The decision comes at a time when submissions are currently being made over the Financial Markets Conduct Bill, promoted by former Commerce Minister Simon Power as a "once in a generation" review of securities law.

Introduced to Parliament last October, the legislation could allow fines of up to $5million for companiesthat make misleading statements in product-disclosure statements and advertisements.

Gordon Wong, a commercial partner at Duncan Cotterill Lawyers, said that New Zealand could learn several important lessons from the James Hardie case.

“Directors will be judged not only in light of what they know but also on what they ought to know. Particularly if they are placing reliance on management and professional advisors.”

Lessons learnt include:
• Directors must be vigilant at each board meeting.
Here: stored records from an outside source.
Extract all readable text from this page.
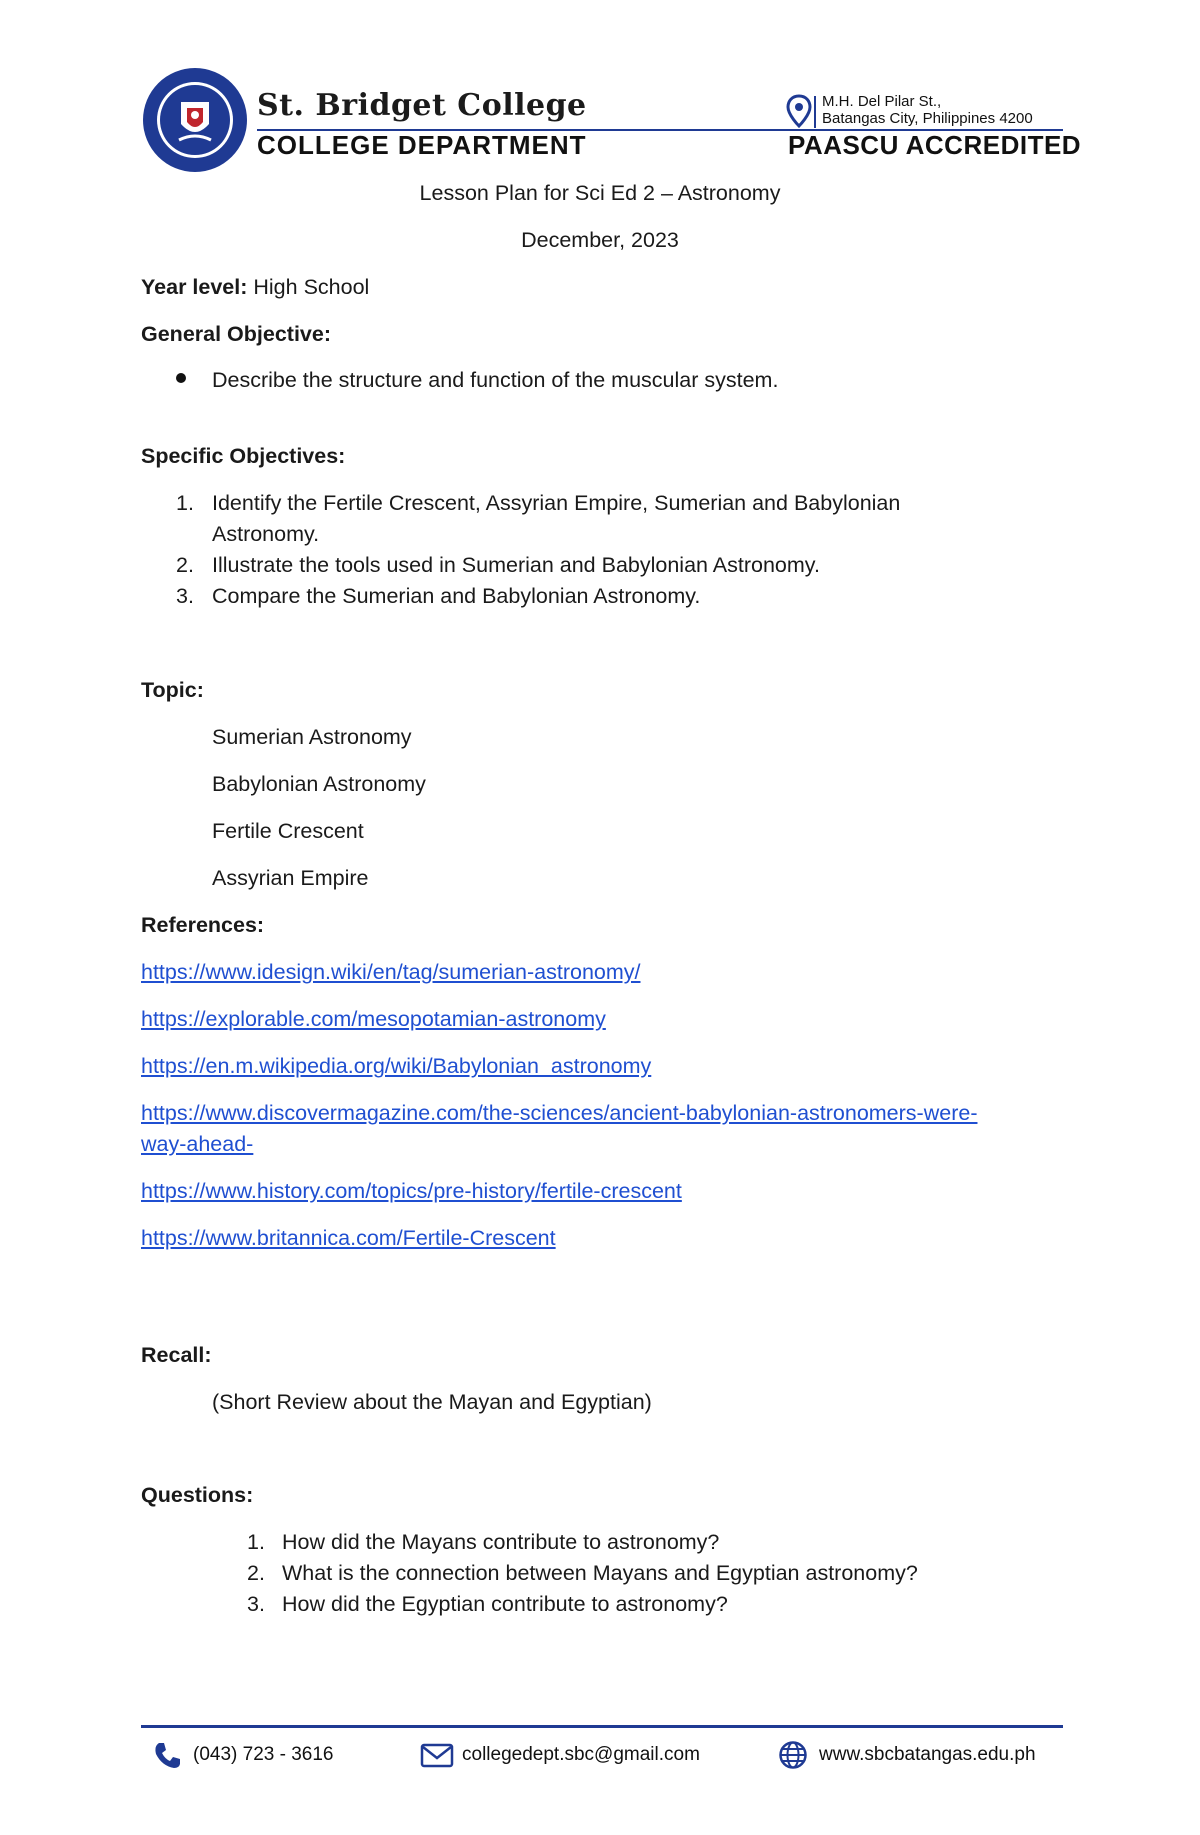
St. Bridget College
COLLEGE DEPARTMENT
M.H. Del Pilar St.,
Batangas City, Philippines 4200
PAASCU ACCREDITED
Lesson Plan for Sci Ed 2 – Astronomy
December, 2023
Year level: High School
General Objective:
Describe the structure and function of the muscular system.
Specific Objectives:
1. Identify the Fertile Crescent, Assyrian Empire, Sumerian and Babylonian
Astronomy.
2. Illustrate the tools used in Sumerian and Babylonian Astronomy.
3. Compare the Sumerian and Babylonian Astronomy.
Topic:
Sumerian Astronomy
Babylonian Astronomy
Fertile Crescent
Assyrian Empire
References:
https://www.idesign.wiki/en/tag/sumerian-astronomy/
https://explorable.com/mesopotamian-astronomy
https://en.m.wikipedia.org/wiki/Babylonian_astronomy
https://www.discovermagazine.com/the-sciences/ancient-babylonian-astronomers-were-
way-ahead-
https://www.history.com/topics/pre-history/fertile-crescent
https://www.britannica.com/Fertile-Crescent
Recall:
(Short Review about the Mayan and Egyptian)
Questions:
1. How did the Mayans contribute to astronomy?
2. What is the connection between Mayans and Egyptian astronomy?
3. How did the Egyptian contribute to astronomy?
(043) 723 - 3616	collegedept.sbc@gmail.com	www.sbcbatangas.edu.ph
They must be assiduous in asking management questions and obtaining sufficient information on key issues before making decisions.
• Directors need to show proactive, inquiring minds, and be confident that the material presented to them provides a reasonable basis for the resolutions they approve.
• While directors are entitled to rely on information and advice from external third parties, each director is responsible for their own decision when approving a resolution.
• Directors who are not physically present at a board meeting should insist on having the same material as their colleagues or be satisfied that the absence of any material is not important.
• In some cases, directors should abstain from a vote rather than agreeing to a collective decision that they have concerns or reservations about. In that situation, they should request that the minutes record their reason for abstention.
• The minutes of each board meeting are a critical record of the business of the meeting and should be carefully and critically reviewed by all directors who attended the meeting before they are approved. The minimalist approach to keeping minutes should be rejected.
• A complete set of documents that is provided to the board before a meeting should be maintained by the company as evidence of what has been tabled and considered.
• Every announcement should be thoroughly verified before being released to the market, to ensure its contents are not misleading or deceptive. Draft announcements relating to matters of substantial significance to the company’s business should be approved with the board papers.
• Directors should ensure that relevant internal processes concerning preparation of draft announcements have been followed. Directors should place importance on robust communication strategies.